Point two: mandatory education and training standards
Ensuring government and education/training regulators in the UK mandate specific qualifications, education and training requirements for specific modalities is also suggested. The JCCP proposes all cosmetic practitioners join a relevant Professional Standards Authority-accredited register prior to being enabled to practise. The JCCP will work with the UK Government to inform the design, production and implementation of primary and secondary legislation in order to set standards for education and training provision.
Point three: publication of clear, transparent information
Aesthetic service providers should clearly display simple and informative guides on all their services, including risks, benefits, costs, qualifications and proof of insurance to members of the public, according to the JCCP.
Point four: legal definition of medical and cosmetic treatments
The JCCP will work with government agencies to clearly define in law what constitutes a ‘medical’, a ‘medically-related’ treatment and what is ‘cosmetic.’ The plan proposes that the JCCP will work with representatives across the aesthetics industry to seek to better define this, as well as what determines whether treatments require evidence of a health-related benefit.
Point five: safe and ethical prescribing
The JCCP says it will implement robust standards and regulation for safe, ethical and professional prescribing within non-surgical aesthetics. The objective is to get the UK Government, the devolved National Parliaments/Assemblies and the professional regulatory bodies to enforce legislation that prevents the practice of unsafe prescribing. The JCCP will also campaign for the implementation of legislation to re-classify dermal fillers as prescription only devices.
Point six: more regulated advertising and social media
The JCCP suggests tighter controls and penalties on exaggerated, inaccurate and misleading advertising and social media posts in relation to aesthetic treatments. The JCCP aims to get the Advertising Standards Authority (ASA) to take stronger action against poor advertising practice and to get government agencies to work with social media companies to restrict the publication of misleading and harmful social media posts.
Point seven: national complications reporting
The JCCP will introduce enhanced and co-ordinated processes for the reporting and analysis of adverse incidents.

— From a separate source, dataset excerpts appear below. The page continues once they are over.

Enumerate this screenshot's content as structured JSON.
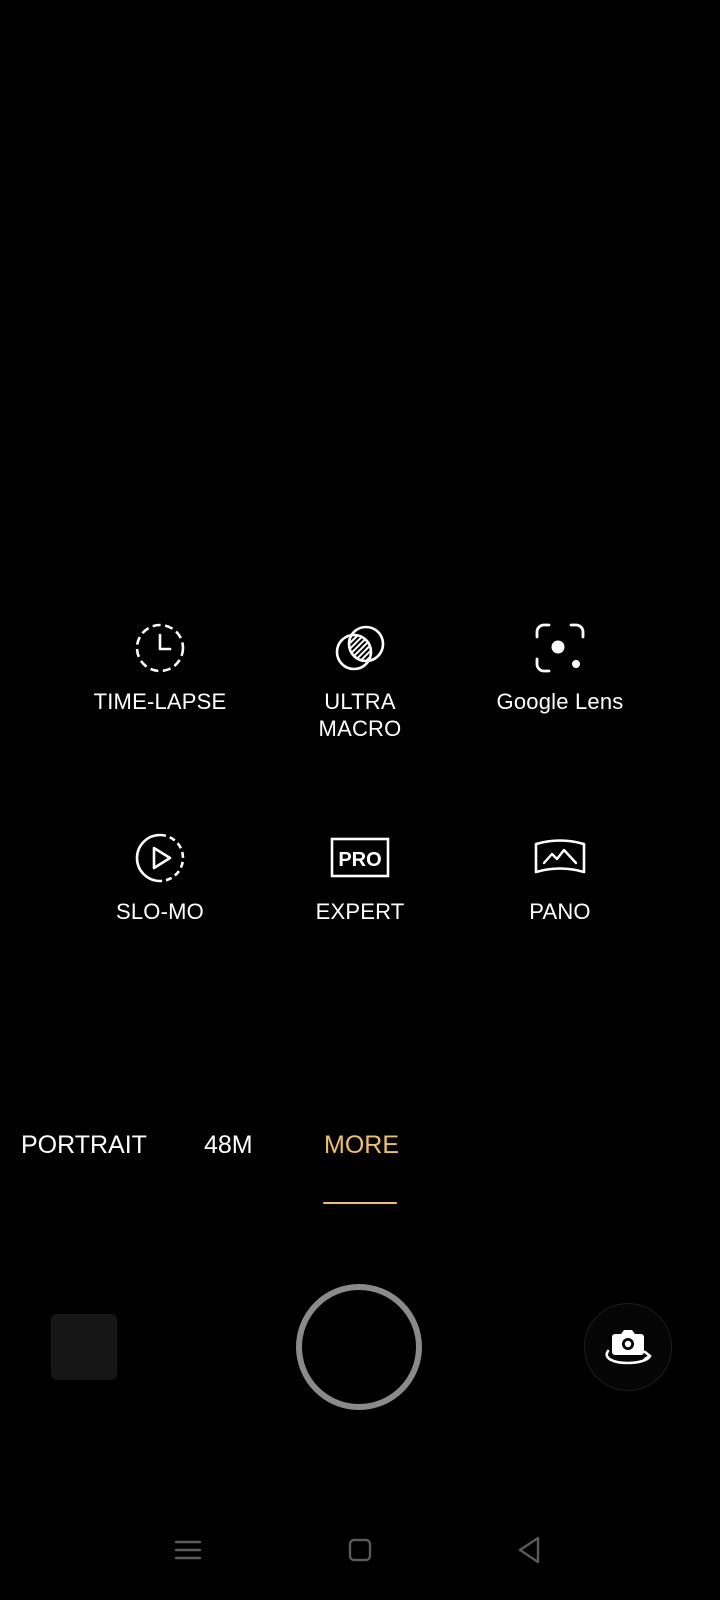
{
  "colors": {
    "background": "#000000",
    "accent": "#f0c15d",
    "text": "#ffffff",
    "shutter_ring": "#8a8a8a",
    "nav_icon": "#5a5a5a"
  },
  "modes": [
    {
      "label": "TIME-LAPSE",
      "icon": "timelapse-icon"
    },
    {
      "label": "ULTRA\nMACRO",
      "icon": "ultra-macro-icon"
    },
    {
      "label": "Google Lens",
      "icon": "google-lens-icon"
    },
    {
      "label": "SLO-MO",
      "icon": "slo-mo-icon"
    },
    {
      "label": "EXPERT",
      "icon": "pro-icon",
      "icon_text": "PRO"
    },
    {
      "label": "PANO",
      "icon": "panorama-icon"
    }
  ],
  "tabs": [
    {
      "label": "PORTRAIT",
      "active": false
    },
    {
      "label": "48M",
      "active": false
    },
    {
      "label": "MORE",
      "active": true
    }
  ],
  "controls": {
    "gallery": "gallery-thumbnail",
    "shutter": "shutter-button",
    "flip": "flip-camera-icon"
  },
  "nav": {
    "icons": [
      "menu-icon",
      "home-icon",
      "back-icon"
    ]
  }
}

The aim is to construct a single national database for adverse incidents/complications with regard to prevalence, intervention requirements and patient outcomes, as well as publicise and promote the use of the MHRA mobile App for complications reporting.
Point eight: adequate insurance cover
The JCCP proposes implementing legislation for all health and non-healthcare practitioners doing aesthetic and hair restoration practitioners to hold robust and adequate medical indemnity insurance covering each service they provide. To gain insurance, the JCCP believes there should be a requirement for all practitioners to demonstrate relevant knowledge and competence in the provision of treatments.
Point nine: licensing of premises, practitioners and treatments
The JCCP proposes nationally-agreed standards for licensing and regulating premises for procedures and individuals. This will help to create a system where there is adequate auditing for qualifications, the safe supply and use of products/medicines and safe ‘harm-free’ premises, the JCCP states.
Point 10: raising consumer awareness
Raising public awareness of the risks and benefits associated with non-surgical treatments and hair restoration surgery is the final action suggested by the JCCP. The objective is to ensure that the media profile around patient/consumer safety issues is raised through official communication channels, such as NHS websites, and that patients are being directed to a specific online area that contains relevant information and can educate them about aesthetic treatments.